Kind of reminds of ´The Dream-Quest of Unknown Kadath´ by HP Lovecraft...

Ian Price

#6
I "lost" over two years worth of code when I was coding with DIV Games Studio due to the death of an old pc (which when sent for repair returned with a clean HD). The worst thing about it was that I had backups on a website and Div Arena (including the full games), but both websites were killed off at the roughly the same time (I changed ISP, who deleted my site and Div Arena just died without any warning to Div users).

I did have backup CDs to pretty much everything, but much of it wasn't necessarily upto date. And I couldn't use it on my next computer (Windows XP) as Div was DOS based and didn't run on XP. So it's effectively lost.
I came. I saw. I played.

hardyx

#7
It's a bad thing when you lost your work. I use Dropbox to save my projects versions and compressed in zips. I have a local copy of the zips and a copy in the Net. I name the files in this way: project.datever.changes.zip

project: name of the project, without spaces
datever: date in the form ddmmyy and a letter (a, b, c, ...) for version in that day.
changes: tiny comment about the changes (a name).
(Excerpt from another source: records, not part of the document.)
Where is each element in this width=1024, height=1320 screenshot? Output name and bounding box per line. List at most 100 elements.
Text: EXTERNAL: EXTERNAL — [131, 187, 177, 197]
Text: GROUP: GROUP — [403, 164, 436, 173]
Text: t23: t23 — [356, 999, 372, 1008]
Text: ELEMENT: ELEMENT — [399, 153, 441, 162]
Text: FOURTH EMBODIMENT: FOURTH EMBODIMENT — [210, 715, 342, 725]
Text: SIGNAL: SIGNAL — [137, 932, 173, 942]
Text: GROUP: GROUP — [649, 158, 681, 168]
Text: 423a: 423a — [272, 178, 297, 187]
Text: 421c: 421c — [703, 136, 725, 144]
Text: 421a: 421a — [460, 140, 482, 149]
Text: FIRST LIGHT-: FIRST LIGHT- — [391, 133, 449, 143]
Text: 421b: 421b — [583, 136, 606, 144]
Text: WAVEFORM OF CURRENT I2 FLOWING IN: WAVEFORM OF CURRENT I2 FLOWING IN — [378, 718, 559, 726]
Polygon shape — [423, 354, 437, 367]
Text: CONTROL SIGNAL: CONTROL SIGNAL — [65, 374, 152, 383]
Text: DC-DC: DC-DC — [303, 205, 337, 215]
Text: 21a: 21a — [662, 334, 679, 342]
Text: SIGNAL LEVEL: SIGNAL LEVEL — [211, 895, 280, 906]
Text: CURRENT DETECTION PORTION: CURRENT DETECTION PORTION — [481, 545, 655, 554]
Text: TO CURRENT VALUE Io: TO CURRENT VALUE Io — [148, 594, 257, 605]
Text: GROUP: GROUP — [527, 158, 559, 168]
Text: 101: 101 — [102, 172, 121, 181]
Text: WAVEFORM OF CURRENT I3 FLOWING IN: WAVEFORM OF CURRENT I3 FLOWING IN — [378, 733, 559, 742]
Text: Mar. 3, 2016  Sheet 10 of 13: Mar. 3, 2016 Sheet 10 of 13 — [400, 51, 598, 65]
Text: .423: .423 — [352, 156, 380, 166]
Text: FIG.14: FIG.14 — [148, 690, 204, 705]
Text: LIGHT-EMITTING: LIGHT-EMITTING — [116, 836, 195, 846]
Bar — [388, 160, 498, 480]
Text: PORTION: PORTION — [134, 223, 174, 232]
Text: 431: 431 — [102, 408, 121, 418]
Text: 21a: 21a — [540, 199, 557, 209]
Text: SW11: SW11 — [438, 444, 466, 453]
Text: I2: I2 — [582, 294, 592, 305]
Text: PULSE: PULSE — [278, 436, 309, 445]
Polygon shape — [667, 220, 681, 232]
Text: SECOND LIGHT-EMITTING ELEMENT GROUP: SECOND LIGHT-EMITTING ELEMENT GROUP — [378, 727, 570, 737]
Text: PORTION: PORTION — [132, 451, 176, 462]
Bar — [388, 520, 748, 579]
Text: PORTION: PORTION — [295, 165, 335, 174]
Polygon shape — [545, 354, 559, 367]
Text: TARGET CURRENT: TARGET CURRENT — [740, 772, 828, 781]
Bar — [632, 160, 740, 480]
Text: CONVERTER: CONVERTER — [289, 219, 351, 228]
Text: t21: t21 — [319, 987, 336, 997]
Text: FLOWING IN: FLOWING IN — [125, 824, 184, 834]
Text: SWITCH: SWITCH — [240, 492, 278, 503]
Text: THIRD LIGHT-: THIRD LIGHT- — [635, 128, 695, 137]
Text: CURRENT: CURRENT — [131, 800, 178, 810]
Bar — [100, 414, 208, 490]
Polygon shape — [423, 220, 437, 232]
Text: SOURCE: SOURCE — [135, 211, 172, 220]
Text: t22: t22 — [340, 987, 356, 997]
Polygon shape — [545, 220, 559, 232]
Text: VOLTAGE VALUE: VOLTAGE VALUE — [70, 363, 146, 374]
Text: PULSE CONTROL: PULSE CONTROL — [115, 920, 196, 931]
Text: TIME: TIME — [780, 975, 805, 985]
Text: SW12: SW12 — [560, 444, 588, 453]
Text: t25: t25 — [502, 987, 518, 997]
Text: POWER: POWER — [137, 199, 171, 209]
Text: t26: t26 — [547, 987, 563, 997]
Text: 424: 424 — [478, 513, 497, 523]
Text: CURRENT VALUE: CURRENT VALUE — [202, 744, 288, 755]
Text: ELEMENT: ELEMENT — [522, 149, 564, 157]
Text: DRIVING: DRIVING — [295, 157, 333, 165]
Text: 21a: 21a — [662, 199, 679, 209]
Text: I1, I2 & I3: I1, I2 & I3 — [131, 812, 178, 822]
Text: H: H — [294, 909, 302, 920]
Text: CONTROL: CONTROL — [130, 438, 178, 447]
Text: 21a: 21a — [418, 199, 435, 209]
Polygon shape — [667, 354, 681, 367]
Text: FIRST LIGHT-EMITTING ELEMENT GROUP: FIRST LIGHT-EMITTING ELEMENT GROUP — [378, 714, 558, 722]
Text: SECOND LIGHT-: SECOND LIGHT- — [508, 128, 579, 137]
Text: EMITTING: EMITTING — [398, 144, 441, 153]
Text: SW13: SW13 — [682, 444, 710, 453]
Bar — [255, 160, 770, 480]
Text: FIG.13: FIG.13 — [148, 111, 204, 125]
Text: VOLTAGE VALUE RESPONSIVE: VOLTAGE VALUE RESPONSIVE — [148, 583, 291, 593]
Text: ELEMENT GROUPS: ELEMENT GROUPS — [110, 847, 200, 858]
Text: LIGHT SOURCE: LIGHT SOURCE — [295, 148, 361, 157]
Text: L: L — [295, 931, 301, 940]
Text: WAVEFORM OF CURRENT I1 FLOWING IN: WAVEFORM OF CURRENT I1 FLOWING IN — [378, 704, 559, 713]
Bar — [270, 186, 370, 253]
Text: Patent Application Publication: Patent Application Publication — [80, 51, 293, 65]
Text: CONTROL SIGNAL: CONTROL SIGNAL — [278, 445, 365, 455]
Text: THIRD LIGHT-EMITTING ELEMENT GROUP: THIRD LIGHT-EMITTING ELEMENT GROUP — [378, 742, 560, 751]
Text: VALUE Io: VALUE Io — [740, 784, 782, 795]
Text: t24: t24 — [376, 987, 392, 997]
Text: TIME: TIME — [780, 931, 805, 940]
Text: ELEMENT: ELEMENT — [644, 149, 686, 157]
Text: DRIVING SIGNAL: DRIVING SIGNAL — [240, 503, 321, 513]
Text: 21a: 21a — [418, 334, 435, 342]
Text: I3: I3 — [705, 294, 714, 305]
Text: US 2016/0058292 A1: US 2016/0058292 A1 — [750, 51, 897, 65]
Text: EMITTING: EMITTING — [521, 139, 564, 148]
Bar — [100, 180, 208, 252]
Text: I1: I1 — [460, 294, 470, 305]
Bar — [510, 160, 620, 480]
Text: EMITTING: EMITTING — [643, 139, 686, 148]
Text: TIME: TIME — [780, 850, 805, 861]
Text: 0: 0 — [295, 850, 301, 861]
P.S. I use Subversion in my main projects too, for saving all versions of code, using other partition for storing.

Ian Price

I make multiple back-ups on my USB drive, SD card and external HD and GMail nowadays.
I came. I saw. I played.

matchy

 :S I had a 2TG Nas box which I now use just the drive as a second internal SATA. I feel so anxious to get another 1 or 2TB external because I need to backup my backup drive. Then sooner I'll need a third because the first has sector warnings.

Slydog

I use DropBox to store my project files.
The free DropBox account has 30 day versioning for all your files.
Any older file version you have from the past 30 days can be recovered.

It saved my butt on more than one occasion.
But, the free version only has 2Gb, so I have to keep swapping files in and out.
My current project (WIP) :: TwistedMaze <<  [Updated: 2015-11-25]

Moru

I'm using Cubby since a while. Unlimited versioning and 5 GB space. 1 GB extra for every friend joining up to 25 GB. It's just out of beta. If you pay you get also direct sync between all your computers/phones and 100 GB storage.